In her talk, “Why Whales are Weird,” energetic, articulate anatomist Joy Reidenberg presented an amazing array of fact about the beloved mammal (Whales evolved from deer-like creatures! Their spinal movement is more like galloping in the water! They don’t actually spout water! They have mustaches!). She took us through the story of evolution using whales as a model, explaining that evolution is the process to mediate resilience and thus, survival.
Economic commentator and author Tim Harford presented a creative, challenging perspective on financial systems, drawing upon examples from oil rig explosions to nuclear disasters to make his point. He believes that by studying the triggers of major engineering accidents, we can draw lessons on how to help prevent crises in the financial world.

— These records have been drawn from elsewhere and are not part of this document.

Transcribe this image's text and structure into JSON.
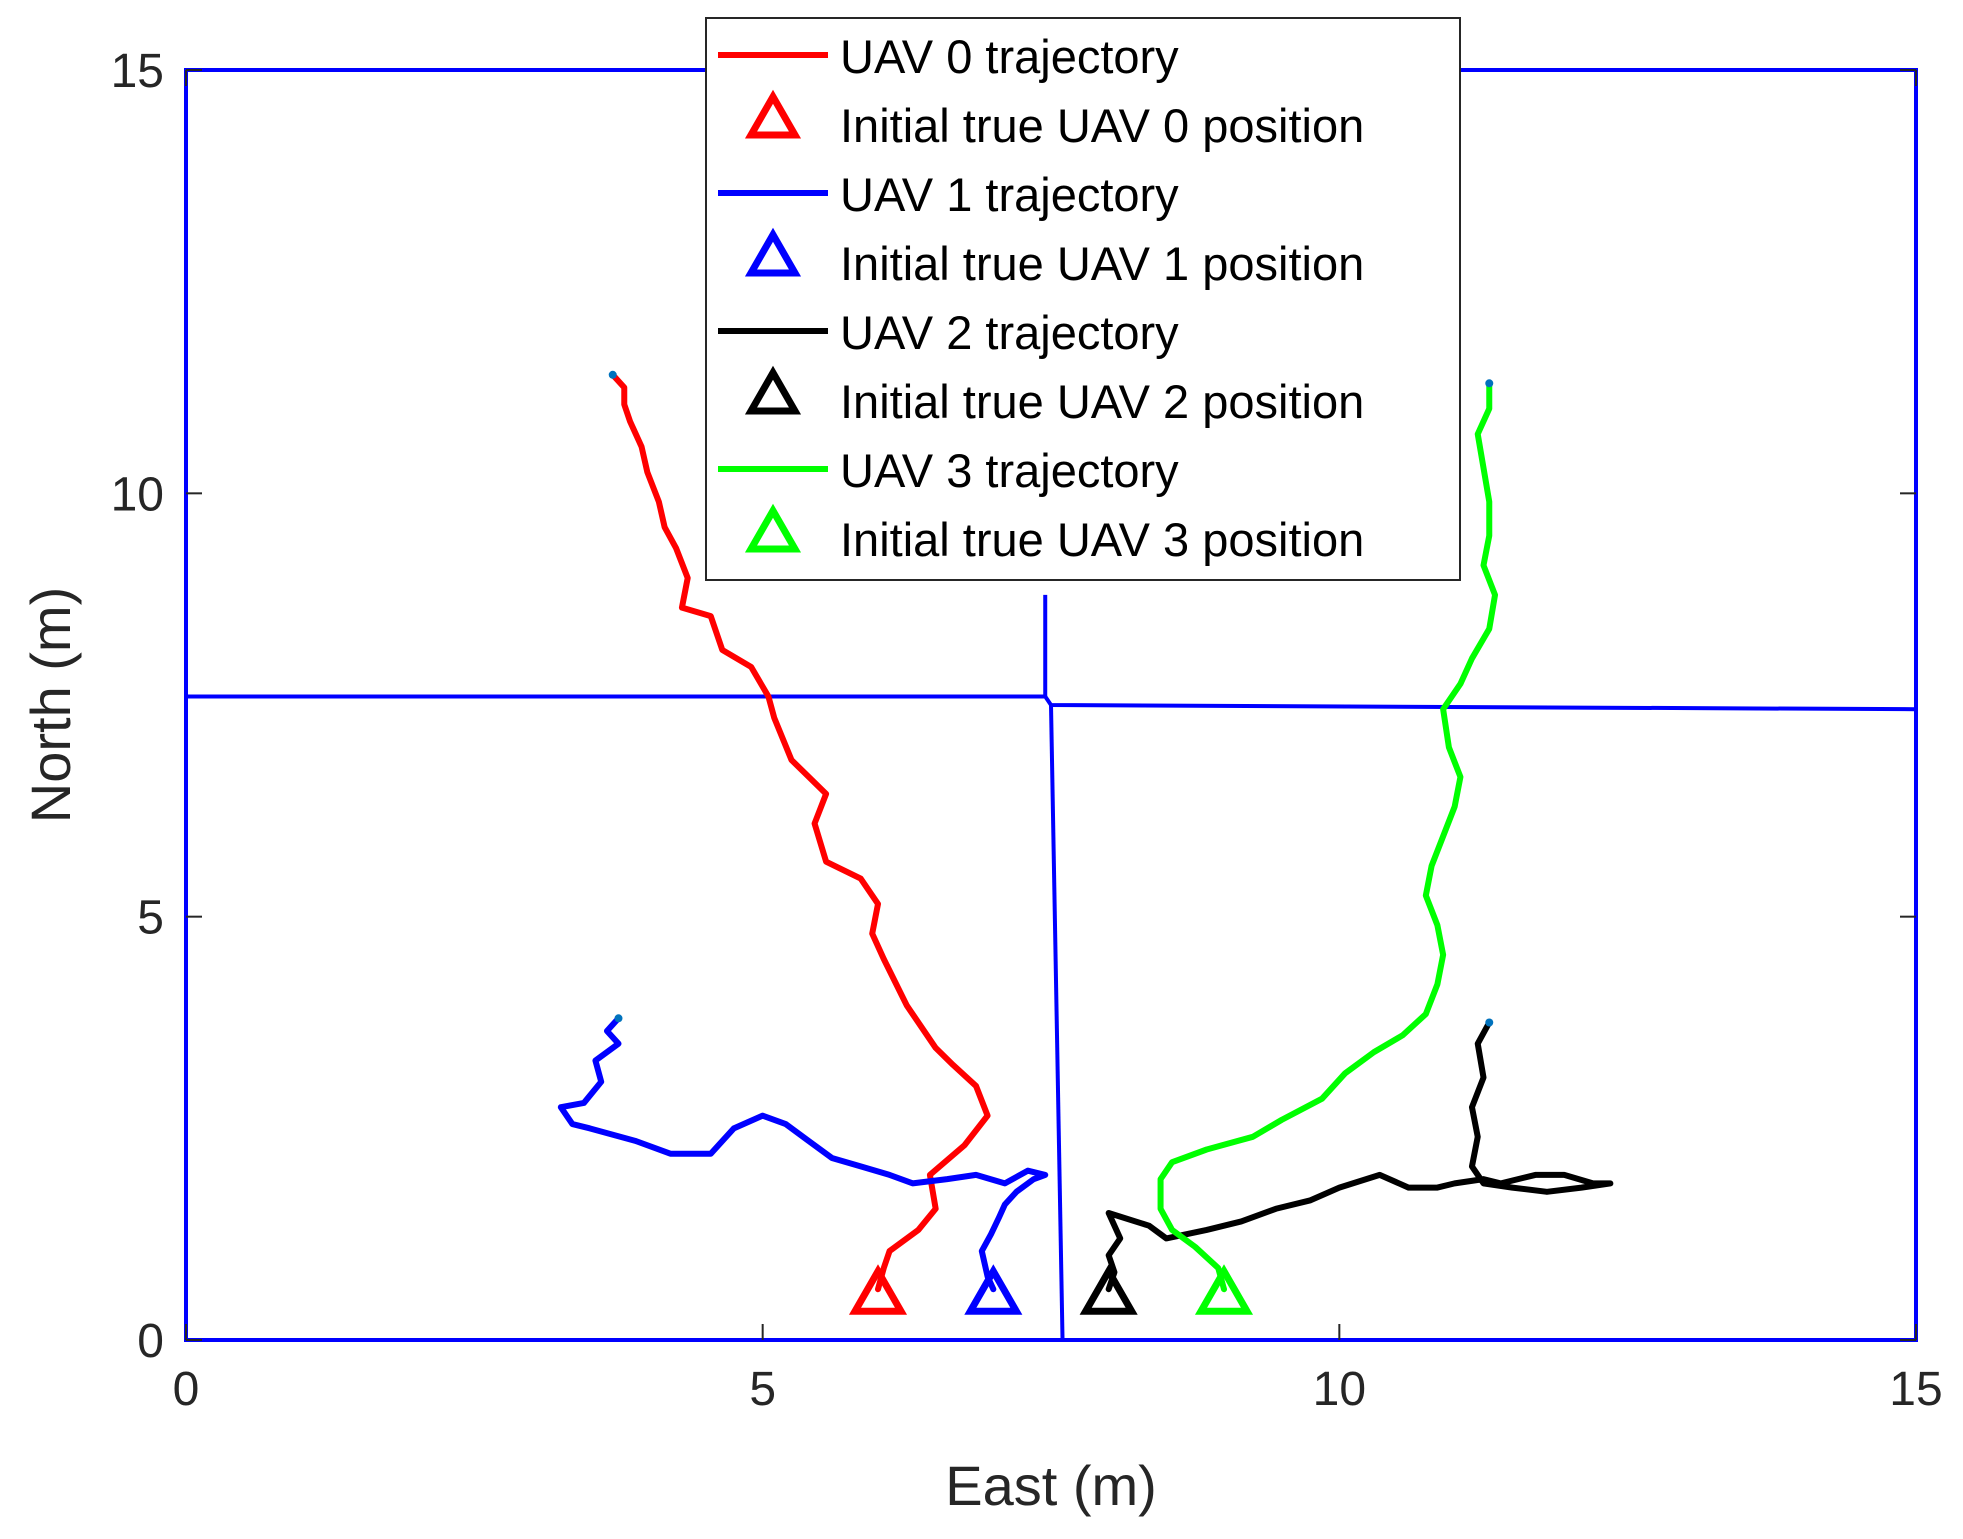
{
  "chart_data": {
    "type": "line",
    "xlabel": "East (m)",
    "ylabel": "North (m)",
    "xlim": [
      0,
      15
    ],
    "ylim": [
      0,
      15
    ],
    "xticks": [
      0,
      5,
      10,
      15
    ],
    "yticks": [
      0,
      5,
      10,
      15
    ],
    "grid": false,
    "legend_position": "top-center",
    "boundary_color": "#0000ff",
    "voronoi_cells": [
      {
        "name": "",
        "points": [
          [
            0,
            7.6
          ],
          [
            7.45,
            7.6
          ],
          [
            7.5,
            7.5
          ],
          [
            15,
            7.45
          ]
        ]
      },
      {
        "name": "",
        "points": [
          [
            7.45,
            7.6
          ],
          [
            7.45,
            8.8
          ]
        ]
      },
      {
        "name": "",
        "points": [
          [
            7.5,
            7.5
          ],
          [
            7.6,
            0
          ]
        ]
      }
    ],
    "series": [
      {
        "name": "UAV 0 trajectory",
        "color": "#ff0000",
        "end_marker": [
          3.7,
          11.4
        ],
        "points": [
          [
            6.0,
            0.6
          ],
          [
            6.05,
            0.85
          ],
          [
            6.1,
            1.05
          ],
          [
            6.35,
            1.3
          ],
          [
            6.5,
            1.55
          ],
          [
            6.45,
            1.95
          ],
          [
            6.75,
            2.3
          ],
          [
            6.95,
            2.65
          ],
          [
            6.85,
            3.0
          ],
          [
            6.65,
            3.25
          ],
          [
            6.5,
            3.45
          ],
          [
            6.25,
            3.95
          ],
          [
            6.05,
            4.5
          ],
          [
            5.95,
            4.8
          ],
          [
            6.0,
            5.15
          ],
          [
            5.85,
            5.45
          ],
          [
            5.55,
            5.65
          ],
          [
            5.45,
            6.1
          ],
          [
            5.55,
            6.45
          ],
          [
            5.25,
            6.85
          ],
          [
            5.1,
            7.35
          ],
          [
            5.05,
            7.6
          ],
          [
            4.9,
            7.95
          ],
          [
            4.65,
            8.15
          ],
          [
            4.55,
            8.55
          ],
          [
            4.3,
            8.65
          ],
          [
            4.35,
            9.0
          ],
          [
            4.25,
            9.35
          ],
          [
            4.15,
            9.6
          ],
          [
            4.1,
            9.9
          ],
          [
            4.0,
            10.25
          ],
          [
            3.95,
            10.55
          ],
          [
            3.85,
            10.85
          ],
          [
            3.8,
            11.05
          ],
          [
            3.8,
            11.25
          ],
          [
            3.7,
            11.4
          ]
        ]
      },
      {
        "name": "UAV 1 trajectory",
        "color": "#0000ff",
        "end_marker": [
          3.75,
          3.8
        ],
        "points": [
          [
            7.0,
            0.6
          ],
          [
            6.95,
            0.75
          ],
          [
            6.9,
            1.05
          ],
          [
            6.98,
            1.25
          ],
          [
            7.05,
            1.45
          ],
          [
            7.1,
            1.6
          ],
          [
            7.2,
            1.75
          ],
          [
            7.35,
            1.9
          ],
          [
            7.45,
            1.95
          ],
          [
            7.3,
            2.0
          ],
          [
            7.1,
            1.85
          ],
          [
            6.85,
            1.95
          ],
          [
            6.6,
            1.9
          ],
          [
            6.3,
            1.85
          ],
          [
            6.1,
            1.95
          ],
          [
            5.85,
            2.05
          ],
          [
            5.6,
            2.15
          ],
          [
            5.4,
            2.35
          ],
          [
            5.2,
            2.55
          ],
          [
            5.0,
            2.65
          ],
          [
            4.75,
            2.5
          ],
          [
            4.55,
            2.2
          ],
          [
            4.2,
            2.2
          ],
          [
            3.9,
            2.35
          ],
          [
            3.5,
            2.5
          ],
          [
            3.35,
            2.55
          ],
          [
            3.25,
            2.75
          ],
          [
            3.45,
            2.8
          ],
          [
            3.6,
            3.05
          ],
          [
            3.55,
            3.3
          ],
          [
            3.75,
            3.5
          ],
          [
            3.65,
            3.65
          ],
          [
            3.75,
            3.8
          ]
        ]
      },
      {
        "name": "UAV 2 trajectory",
        "color": "#000000",
        "end_marker": [
          11.3,
          3.75
        ],
        "points": [
          [
            8.0,
            0.6
          ],
          [
            8.05,
            0.8
          ],
          [
            8.0,
            1.0
          ],
          [
            8.1,
            1.2
          ],
          [
            8.0,
            1.5
          ],
          [
            8.35,
            1.35
          ],
          [
            8.5,
            1.2
          ],
          [
            8.85,
            1.3
          ],
          [
            9.15,
            1.4
          ],
          [
            9.45,
            1.55
          ],
          [
            9.75,
            1.65
          ],
          [
            10.0,
            1.8
          ],
          [
            10.35,
            1.95
          ],
          [
            10.6,
            1.8
          ],
          [
            10.85,
            1.8
          ],
          [
            11.0,
            1.85
          ],
          [
            11.25,
            1.9
          ],
          [
            11.4,
            1.85
          ],
          [
            11.7,
            1.95
          ],
          [
            11.95,
            1.95
          ],
          [
            12.2,
            1.85
          ],
          [
            12.35,
            1.85
          ],
          [
            12.1,
            1.8
          ],
          [
            11.8,
            1.75
          ],
          [
            11.5,
            1.8
          ],
          [
            11.25,
            1.85
          ],
          [
            11.15,
            2.05
          ],
          [
            11.2,
            2.4
          ],
          [
            11.15,
            2.75
          ],
          [
            11.25,
            3.1
          ],
          [
            11.2,
            3.5
          ],
          [
            11.3,
            3.75
          ]
        ]
      },
      {
        "name": "UAV 3 trajectory",
        "color": "#00ff00",
        "end_marker": [
          11.3,
          11.3
        ],
        "points": [
          [
            9.0,
            0.6
          ],
          [
            8.95,
            0.85
          ],
          [
            8.75,
            1.1
          ],
          [
            8.55,
            1.3
          ],
          [
            8.45,
            1.55
          ],
          [
            8.45,
            1.9
          ],
          [
            8.55,
            2.1
          ],
          [
            8.85,
            2.25
          ],
          [
            9.25,
            2.4
          ],
          [
            9.5,
            2.6
          ],
          [
            9.85,
            2.85
          ],
          [
            10.05,
            3.15
          ],
          [
            10.3,
            3.4
          ],
          [
            10.55,
            3.6
          ],
          [
            10.75,
            3.85
          ],
          [
            10.85,
            4.2
          ],
          [
            10.9,
            4.55
          ],
          [
            10.85,
            4.9
          ],
          [
            10.75,
            5.25
          ],
          [
            10.8,
            5.6
          ],
          [
            10.9,
            5.95
          ],
          [
            11.0,
            6.3
          ],
          [
            11.05,
            6.65
          ],
          [
            10.95,
            7.0
          ],
          [
            10.9,
            7.45
          ],
          [
            11.05,
            7.75
          ],
          [
            11.15,
            8.05
          ],
          [
            11.3,
            8.4
          ],
          [
            11.35,
            8.8
          ],
          [
            11.25,
            9.15
          ],
          [
            11.3,
            9.5
          ],
          [
            11.3,
            9.9
          ],
          [
            11.25,
            10.3
          ],
          [
            11.2,
            10.7
          ],
          [
            11.3,
            11.0
          ],
          [
            11.3,
            11.3
          ]
        ]
      }
    ],
    "initial_positions": [
      {
        "name": "Initial true UAV 0 position",
        "color": "#ff0000",
        "x": 6.0,
        "y": 0.5
      },
      {
        "name": "Initial true UAV 1 position",
        "color": "#0000ff",
        "x": 7.0,
        "y": 0.5
      },
      {
        "name": "Initial true UAV 2 position",
        "color": "#000000",
        "x": 8.0,
        "y": 0.5
      },
      {
        "name": "Initial true UAV 3 position",
        "color": "#00ff00",
        "x": 9.0,
        "y": 0.5
      }
    ],
    "end_marker_color": "#0072bd",
    "legend": [
      {
        "label": "UAV 0 trajectory",
        "kind": "line",
        "color": "#ff0000"
      },
      {
        "label": "Initial true UAV 0 position",
        "kind": "triangle",
        "color": "#ff0000"
      },
      {
        "label": "UAV 1 trajectory",
        "kind": "line",
        "color": "#0000ff"
      },
      {
        "label": "Initial true UAV 1 position",
        "kind": "triangle",
        "color": "#0000ff"
      },
      {
        "label": "UAV 2 trajectory",
        "kind": "line",
        "color": "#000000"
      },
      {
        "label": "Initial true UAV 2 position",
        "kind": "triangle",
        "color": "#000000"
      },
      {
        "label": "UAV 3 trajectory",
        "kind": "line",
        "color": "#00ff00"
      },
      {
        "label": "Initial true UAV 3 position",
        "kind": "triangle",
        "color": "#00ff00"
      }
    ]
  }
}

Johanna Wellington was inspired to go into a technology career because she loves math like other people enjoy doing crossword puzzles. She started off at GE as an intern, went on to be a Combustion Design Engineer, and held several other positions before joining the Research Center in her current role as Advanced Technology Leader for Sustainable Energy where she is an expert in clean energy technologies.
Arun Majumdar was a high school student during the global energy crisis of the 1970s and became interested in engineering because of energy. Currently he’s the first director of ARPA-E, the country’s only agency dedicated to technologies promising genuine transformation in the ways we generate, store, and utilize energy. Majumdar explains that disruptive energy innovation must focus on scale, be cost effective, and provide an energy service.